What rising interest rates mean for savers, borrowers
Interest rates are charging higher, and that can be a good or bad thing depending on whether you're saving or borrowing.
For savers, it's a long-awaited win. After years of making virtually nothing on their money market accounts and certificates of deposit, savers are finally getting closer to keeping up with inflation. Investors are also getting rewarded with higher interest payments for buying newly issued bonds.
For borrowers, though, the math is getting tougher. Loans for a car or house are getting more expensive, and interest rates for credit-card purchases are the highest since 2010.
All the increases are a result of higher yields for Treasury notes and bonds. Short-term Treasury yields have been climbing because of the Federal Reserve, which has raised overnight rates six times since late 2015. Longer-term Treasury yields have been slower to rise, but they've accelerated in recent months. Buy a 10-year Treasury today, and you'll get more than 3 percent in annual interest, the highest amount since 2011.
Of course, rates remain low by historical standards, and mortgages still look ridiculously cheap compared with where they were several decades ago. The average 30-year fixed mortgage is at 4.61 percent, for example. It was more than 18 percent in 1980.

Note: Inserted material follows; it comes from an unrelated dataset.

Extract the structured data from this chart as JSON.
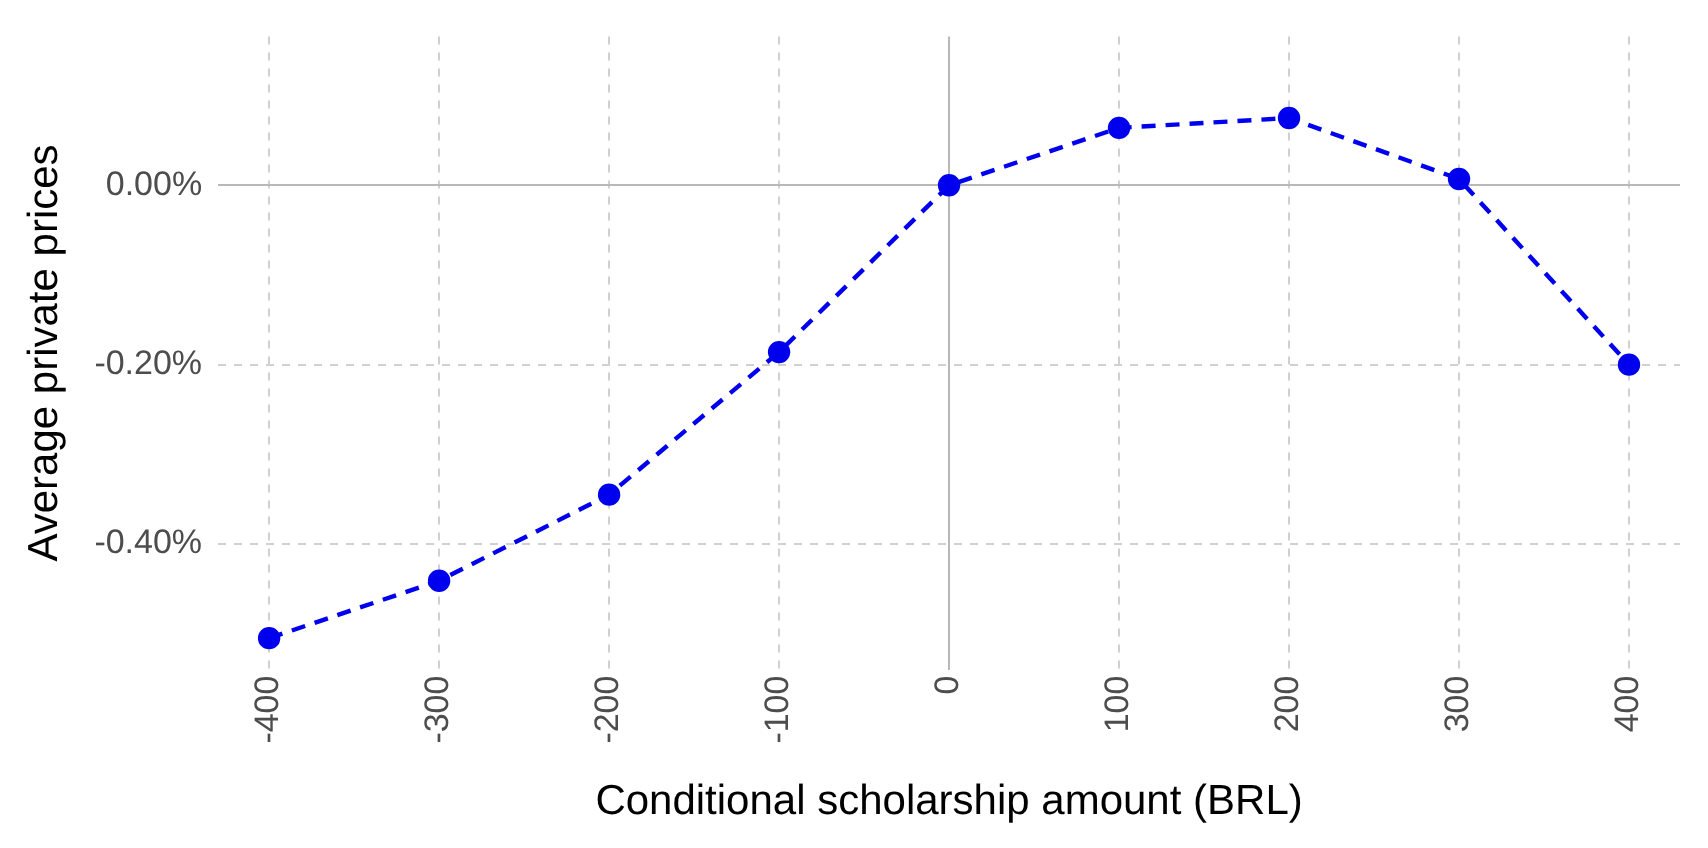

Meanwhile, the average rate on a one-year CD for savers with less than $100,000 is just under 0.4 percent. It was more than triple that nine years ago.
But that's better than the 0.2 percent it was crawling at for years. Plus, the best CD rates available at online outfits can top 2 percent. The highest rates for five-year CDs are above 2.5 percent, which is the current rate of inflation, as measured by the consumer price index, including food and energy.
Most economists expect interest rates to climb still higher. The economy continues to grow, and higher oil prices are helping to push up inflation. That should keep the Federal Reserve on track for further rate increases: The typical voter on the Fed's rate-setting committee says the federal funds rate could rise to 2.9 percent next year, up from a range of 1.50 percent to 1.75 percent today.